Additionally there is a fantastic opportunity to design sites with ‘depth’. Since all you have to do is double tap to zoom you could cram in a huge amount of content – you simply would never do on a mouse based browser – and then simply zoom in and out to read.

Sideways

It occurred that since you are always swiping, that horizontal scrolling might be fun. I’ve had a play around with some sideways scrolling sites for a laugh and to be honest it doesn’t work terribly well. The ipad is optimised to condense and scroll vertically and whilst it’s obviously easier swiping than dragging mice around it’s slightly counter intuitive and clunky. I wouldn’t design like a shop for instance where you want to insure that folk actually see what you want them to see. There’s also the other fundamental problem of orientation if you designed something which was no doubt incredibly pretty at 1024×1365 to be viewed horizontally you’d of course be 4 ways scrolling in landscape mode (plus the ipad would probably get all confused about how to scale stuff although haven’t tried that yet)!

Navigation

One of the other considerations when designing for the ipad is navigation positioning – the tradition of the left hand nav is counter intuitive if you are holding the ipad in your left hand and using your right hand to navigate as your hand now covers the entire screen. (The lefties finally got one up on us!). It does beg the question for the future – do we need to start making the nav location entirely customisable?

Irritations

It’s heavy, it wants a camera and some of the interface elements haven’t been well enough thought through – but it’s version 1 so I forgive all of that. What I don’t forgive and what nobody seems to want to talk about is iTunes. It destroys an otherwise fantastic experience. It’s about time that Apple bit the bullet and ripped the bloody thing apart and rebuilt it from scratch. The iTunes store and anything to do with video or managing applications is just awful. I didn’t mind it so much with my iphone but then I wasn’t having to sync all the time. It’s slow, it’s buggy, it’s bloatware and it needs some major love.

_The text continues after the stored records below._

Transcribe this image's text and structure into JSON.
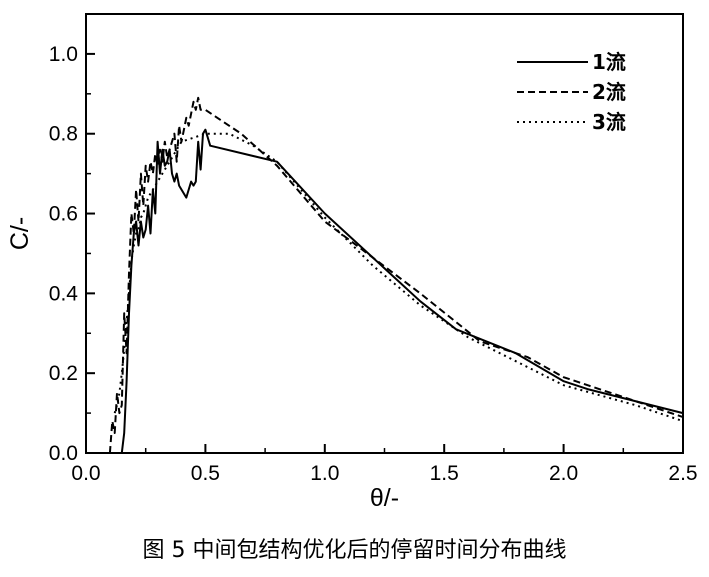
{
  "caption": "图 5 中间包结构优化后的停留时间分布曲线",
  "chart_data": {
    "type": "line",
    "xlabel": "θ/-",
    "ylabel": "C/-",
    "xlim": [
      0,
      2.5
    ],
    "ylim": [
      0,
      1.1
    ],
    "xticks": [
      "0.0",
      "0.5",
      "1.0",
      "1.5",
      "2.0",
      "2.5"
    ],
    "yticks": [
      "0.0",
      "0.2",
      "0.4",
      "0.6",
      "0.8",
      "1.0"
    ],
    "legend_position": "top-right",
    "grid": false,
    "series": [
      {
        "name": "1流",
        "dash": "solid",
        "x": [
          0.15,
          0.16,
          0.17,
          0.18,
          0.19,
          0.2,
          0.21,
          0.22,
          0.23,
          0.24,
          0.25,
          0.26,
          0.27,
          0.28,
          0.29,
          0.3,
          0.31,
          0.32,
          0.33,
          0.34,
          0.35,
          0.36,
          0.37,
          0.38,
          0.39,
          0.4,
          0.42,
          0.44,
          0.45,
          0.46,
          0.47,
          0.48,
          0.49,
          0.5,
          0.52,
          0.8,
          1.0,
          1.2,
          1.4,
          1.55,
          1.8,
          2.0,
          2.1,
          2.3,
          2.5
        ],
        "y": [
          0.0,
          0.05,
          0.18,
          0.35,
          0.47,
          0.55,
          0.58,
          0.52,
          0.58,
          0.54,
          0.56,
          0.62,
          0.55,
          0.66,
          0.6,
          0.78,
          0.7,
          0.76,
          0.72,
          0.73,
          0.76,
          0.7,
          0.68,
          0.7,
          0.67,
          0.66,
          0.64,
          0.68,
          0.67,
          0.68,
          0.78,
          0.71,
          0.8,
          0.81,
          0.77,
          0.73,
          0.6,
          0.49,
          0.38,
          0.31,
          0.25,
          0.18,
          0.16,
          0.13,
          0.1
        ]
      },
      {
        "name": "2流",
        "dash": "dashed",
        "x": [
          0.1,
          0.11,
          0.12,
          0.13,
          0.14,
          0.15,
          0.16,
          0.17,
          0.18,
          0.19,
          0.2,
          0.21,
          0.22,
          0.23,
          0.24,
          0.25,
          0.26,
          0.27,
          0.28,
          0.29,
          0.3,
          0.31,
          0.32,
          0.33,
          0.34,
          0.35,
          0.37,
          0.38,
          0.39,
          0.4,
          0.42,
          0.43,
          0.45,
          0.46,
          0.47,
          0.48,
          0.5,
          0.55,
          0.65,
          0.8,
          1.0,
          1.2,
          1.4,
          1.65,
          1.85,
          2.0,
          2.2,
          2.5
        ],
        "y": [
          0.0,
          0.08,
          0.05,
          0.15,
          0.1,
          0.12,
          0.35,
          0.25,
          0.45,
          0.6,
          0.55,
          0.66,
          0.58,
          0.7,
          0.62,
          0.72,
          0.68,
          0.73,
          0.7,
          0.75,
          0.72,
          0.76,
          0.73,
          0.78,
          0.74,
          0.76,
          0.8,
          0.73,
          0.82,
          0.78,
          0.84,
          0.82,
          0.88,
          0.86,
          0.89,
          0.86,
          0.86,
          0.84,
          0.8,
          0.72,
          0.58,
          0.49,
          0.4,
          0.28,
          0.24,
          0.19,
          0.15,
          0.09
        ]
      },
      {
        "name": "3流",
        "dash": "dotted",
        "x": [
          0.12,
          0.13,
          0.14,
          0.15,
          0.16,
          0.17,
          0.18,
          0.19,
          0.2,
          0.21,
          0.22,
          0.23,
          0.24,
          0.25,
          0.26,
          0.28,
          0.3,
          0.32,
          0.34,
          0.36,
          0.38,
          0.4,
          0.45,
          0.5,
          0.6,
          0.7,
          0.8,
          1.0,
          1.2,
          1.4,
          1.6,
          1.8,
          2.0,
          2.3,
          2.5
        ],
        "y": [
          0.1,
          0.12,
          0.15,
          0.2,
          0.26,
          0.33,
          0.4,
          0.48,
          0.52,
          0.55,
          0.56,
          0.59,
          0.6,
          0.62,
          0.64,
          0.66,
          0.68,
          0.7,
          0.72,
          0.74,
          0.76,
          0.78,
          0.79,
          0.8,
          0.8,
          0.77,
          0.73,
          0.59,
          0.47,
          0.37,
          0.29,
          0.23,
          0.17,
          0.12,
          0.08
        ]
      }
    ]
  }
}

The Game-Shifting Paradigm-Changer.

Being a 1.0 digital dude I miss that days we used to talk about paradigm shifts and I believe that this is one of those. Everything we knew or thought we knew about the relationship between a carbon and silicon based life forms is in flux and the iPad is the catalysing expression of a frustration with technology you didn’t know you had.

At least for me, you will probably think differently, but that’s the point.